In our study, we examined F1 generation, obtained after crossing the hACE2(LoxP-Stop) F0 mouse with the Ubi-Cre mouse. The human ubiquitin C (UBC) promoter that drives Cre expression in this strain provides a relatively consistent expression level across different cell types. One of the offspring carried both hACE2GFP and Cre alleles. In this mouse, the expression of hACE2 and GFP was then successfully triggered by tamoxifen administration at least in blood mononuclears and skin.
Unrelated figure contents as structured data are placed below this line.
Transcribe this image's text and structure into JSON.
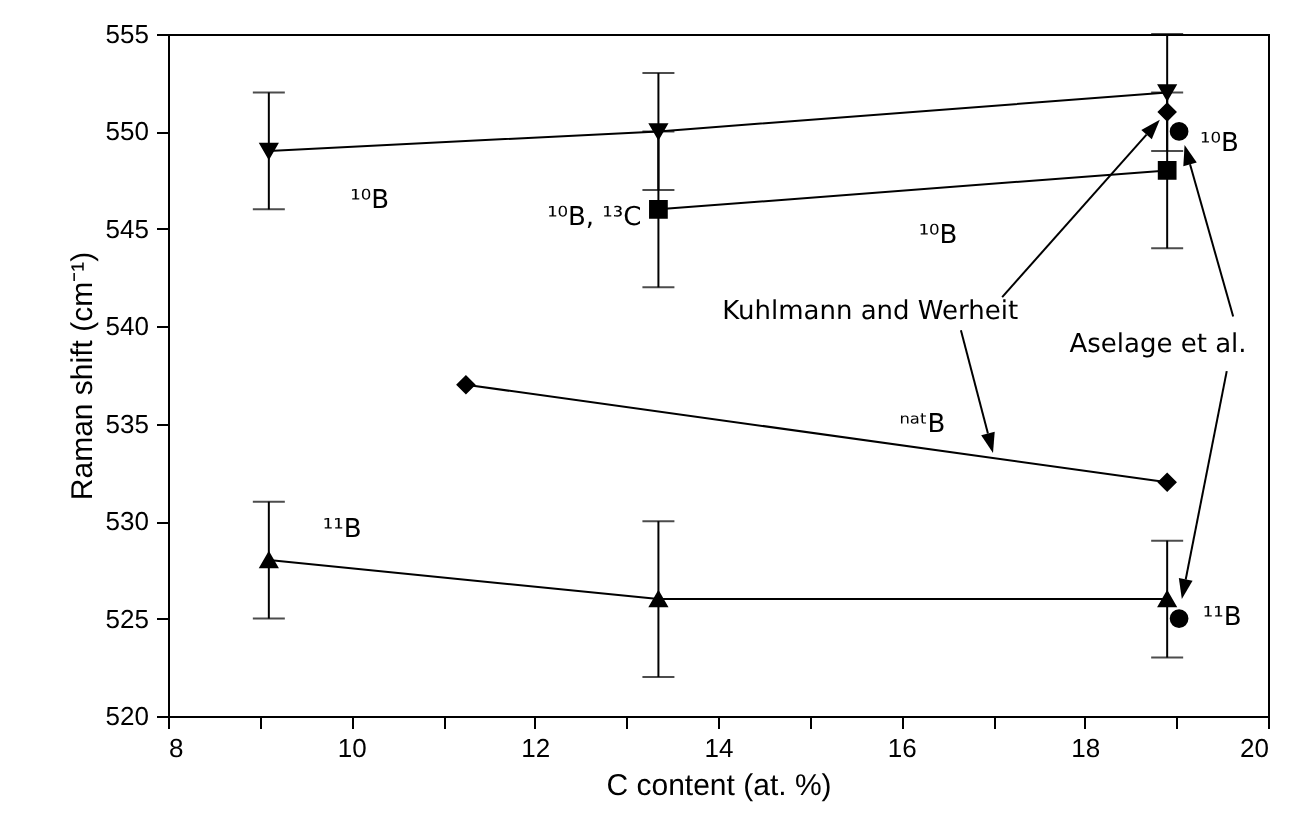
{
  "chart_data": {
    "type": "line",
    "xlabel": "C content (at. %)",
    "ylabel": "Raman shift (cm⁻¹)",
    "xlim": [
      8,
      20
    ],
    "xticks": [
      8,
      {
        "value": 9,
        "label": null
      },
      10,
      {
        "value": 11,
        "label": null
      },
      12,
      {
        "value": 13,
        "label": null
      },
      14,
      {
        "value": 15,
        "label": null
      },
      16,
      {
        "value": 17,
        "label": null
      },
      18,
      {
        "value": 19,
        "label": null
      },
      20
    ],
    "ylim": [
      520,
      555
    ],
    "yticks": [
      520,
      525,
      530,
      535,
      540,
      545,
      550,
      555
    ],
    "grid": false,
    "series": [
      {
        "type": "line",
        "marker": "triangle-down",
        "color": "#000000",
        "x": [
          9.1,
          13.35,
          18.9
        ],
        "values": [
          549,
          550,
          552
        ],
        "errors": [
          3,
          3,
          3
        ]
      },
      {
        "type": "line",
        "marker": "square",
        "color": "#000000",
        "x": [
          13.35,
          18.9
        ],
        "values": [
          546,
          548
        ],
        "errors": [
          4,
          4
        ]
      },
      {
        "type": "line",
        "marker": "diamond",
        "color": "#000000",
        "x": [
          11.25,
          18.9
        ],
        "values": [
          537,
          532
        ]
      },
      {
        "type": "line",
        "marker": "triangle",
        "color": "#000000",
        "x": [
          9.1,
          13.35,
          18.9
        ],
        "values": [
          528,
          526,
          526
        ],
        "errors": [
          3,
          4,
          3
        ]
      },
      {
        "type": "scatter",
        "marker": "diamond",
        "color": "#000000",
        "x": [
          18.9
        ],
        "values": [
          551
        ]
      },
      {
        "type": "scatter",
        "marker": "circle",
        "color": "#000000",
        "x": [
          19.03,
          19.03
        ],
        "values": [
          550,
          525
        ]
      }
    ],
    "annotations": [
      "¹⁰B",
      "¹⁰B, ¹³C",
      "¹⁰B",
      "Kuhlmann and Werheit",
      "ⁿᵃᵗB",
      "Aselage et al.",
      "¹⁰B",
      "¹¹B",
      "¹¹B"
    ]
  }
}
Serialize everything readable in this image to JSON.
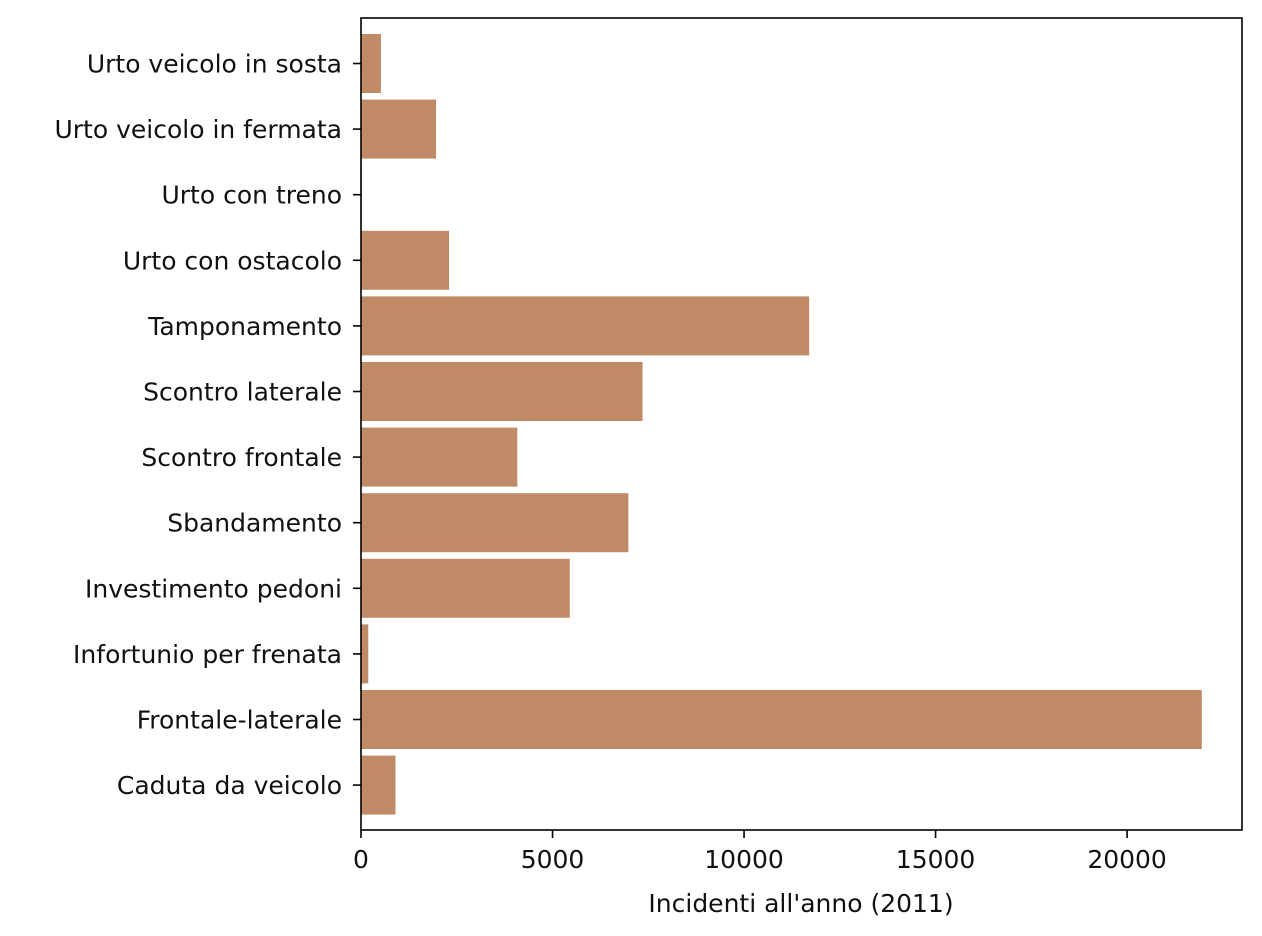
{
  "chart_data": {
    "type": "bar",
    "orientation": "horizontal",
    "title": "",
    "xlabel": "Incidenti all'anno (2011)",
    "ylabel": "",
    "xlim": [
      0,
      23000
    ],
    "xticks": [
      0,
      5000,
      10000,
      15000,
      20000
    ],
    "xtick_labels": [
      "0",
      "5000",
      "10000",
      "15000",
      "20000"
    ],
    "categories": [
      "Urto veicolo in sosta",
      "Urto veicolo in fermata",
      "Urto con treno",
      "Urto con ostacolo",
      "Tamponamento",
      "Scontro laterale",
      "Scontro frontale",
      "Sbandamento",
      "Investimento pedoni",
      "Infortunio per frenata",
      "Frontale-laterale",
      "Caduta da veicolo"
    ],
    "values": [
      520,
      1960,
      20,
      2300,
      11700,
      7350,
      4080,
      6980,
      5450,
      190,
      21950,
      900
    ],
    "bar_color": "#bf8a65",
    "grid": false,
    "legend": "none"
  }
}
After activation, we detected the STOP-cassette excision, hACE2 mRNA presence, and hACE2 protein assembling. Westernblot analysis found hACE2 with the molecular weight about 120 kDa, indicating proper protein glycosylation. Using FACS, we confirmed that hACE2 is located on the cell surface, which means that transgenic protein successfully underwent the surface translocation and can interact with SARS-CoV-2. Interestingly, our dosage scheme of tamoxifen administration led to relatively modest activation of the transgene, but it can be increased in further experiments if required47. Thus, tamoxifen-dependent activation is an additional option to adjust the transgene expression and, therefore, the SARS-CoV-2 sensitivity.
We think that use of Ubi-Cre/ERT2 strain is an important point in our research. We chose this approach because tamoxifen-dependent activation is a two-step defense against SARS-CoV-2 infection, simplifying work with animals. Before activation, the mice are epidemiologically safe for laboratory staff, and workers are safe for the mice. Thus, it minimizes all the risks related to undesired infection of the hACE2-expressing mice by SARS-CoV-2 before placing them in specific conditions of a virological laboratory.
Developing our strategy for the generation of mice with Cre-dependent activation of hACE2, we were guided by several points. Firstly, we decided to co-express hACE2 with GFP because we think it simplifies visualization procedures. GFP fluorescence confirms the transgene activation allowing to visualize hACE2-expressing tissues without the use of complicated and expensive immunostaining protocols. In our study we demonstrated that activation of hACE2/GFP expression can be confirmed just by the fluorescence in the transgenic mouse skin. Noteworthy, some authors notice that floxed transgenes can be expressed at a small level even before Cre-dependent activation48, so co-expression with GFP also allows immediately detecting this leak.